The new target of 200,000 units includes adding 125,000 gasoline-engine models, the suppliers said on condition of anonymity to disclose confidential information.
200,000-unit target
From January to April 2024, Fiat sold 12,288 units of the 500e in the EU plus UK and EFTA countries, compared with 17,363 in the same period in 2023, according to figures from Dataforce. Sales of the combustion-engine 500 fell to 32,504 from 40,750.
Tavares is set to meet Italian union representatives on Monday, 27 May 2024, in Turin and is expected to announce the project to add the mild hybrid version of the 500.
A Stellantis spokesman said that the company was considering the project but had not made a final decision.
The move to convert a car designed to be electric-only to internal combustion would be highly unusual.
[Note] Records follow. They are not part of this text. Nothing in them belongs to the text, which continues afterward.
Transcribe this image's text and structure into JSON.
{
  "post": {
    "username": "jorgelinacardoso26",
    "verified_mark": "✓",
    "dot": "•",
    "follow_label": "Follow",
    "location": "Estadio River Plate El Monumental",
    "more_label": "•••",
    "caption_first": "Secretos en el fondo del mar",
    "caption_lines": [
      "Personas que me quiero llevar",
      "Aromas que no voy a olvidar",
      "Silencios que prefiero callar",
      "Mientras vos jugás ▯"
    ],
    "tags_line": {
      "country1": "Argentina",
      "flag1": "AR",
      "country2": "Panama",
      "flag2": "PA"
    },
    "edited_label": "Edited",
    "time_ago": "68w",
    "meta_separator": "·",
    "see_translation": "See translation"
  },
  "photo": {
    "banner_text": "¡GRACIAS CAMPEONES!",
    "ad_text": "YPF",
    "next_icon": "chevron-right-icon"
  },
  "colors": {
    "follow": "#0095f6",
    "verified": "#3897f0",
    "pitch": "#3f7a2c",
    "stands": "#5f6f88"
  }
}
A big reason Fiat is poised to make the move is because the previous gasoline-powered 500 can no longer be sold in Europe. The minicar was not homologated to meet new safety and cybersecurity regulations that the European Union mandated for new vehicle registrations. The new rules take effect on 7 July 2024.
Current 500 heads for North Africa
Although sales in Europe will be halted, the current 500 will live on. Its production lines will be moved to Stellantis’ factory in Tafraoui-Orano, Algeria. Fiat will continue selling it in Africa and the Middle East.
Adding a gasoline version of the 500e to Mirafiori could ease unions’ fears about declining volumes of the 500e, as well as help satisfy the Italian government’s goal of maintaining the country’s auto production at no less than 1 m per year. Stellantis is the only volume manufacturer in Italy.
Fiat has reacted to sluggish sales of the 500e since the start of this year by cutting one of two shifts at Mirafiori in mid-February and used systematic temporary layoffs in March, April and May 2024.
In 2023, Fiat sold more than 104,000 gasoline 500s and more than 62,000 500es in Europe, according to figures from Dataforce.
1.0-liter base engine
Production of a mild-hybrid variant, powered by the 1.0-liter, 70-hp FireFly gasoline engine used by the ICE 500 and Fiat’s other minicar, the Panda, could start no earlier than late 2025 or early 2026, industry sources told ANE.
That would leave a gap in Fiat’s 500 lineup, with the outgoing gasoline model starting at €17,700 in Italy, while the 500e starts at €29,950.
Italian unions worry that lagging demand in Europe for the 500e could lead Fiat to reduce output at Mirafiori to 40,000 to 50,000 from the 100,000 planned for 2024, even though the model will also be exported to the US.
The 500e, launched in 2020 as the New 500, had a promising start, with production reaching 77,500 in 2022. Fiat had hoped output would reach 90,000 in 2023, but after demand fell in the second half of the year, production was flat at 77,260.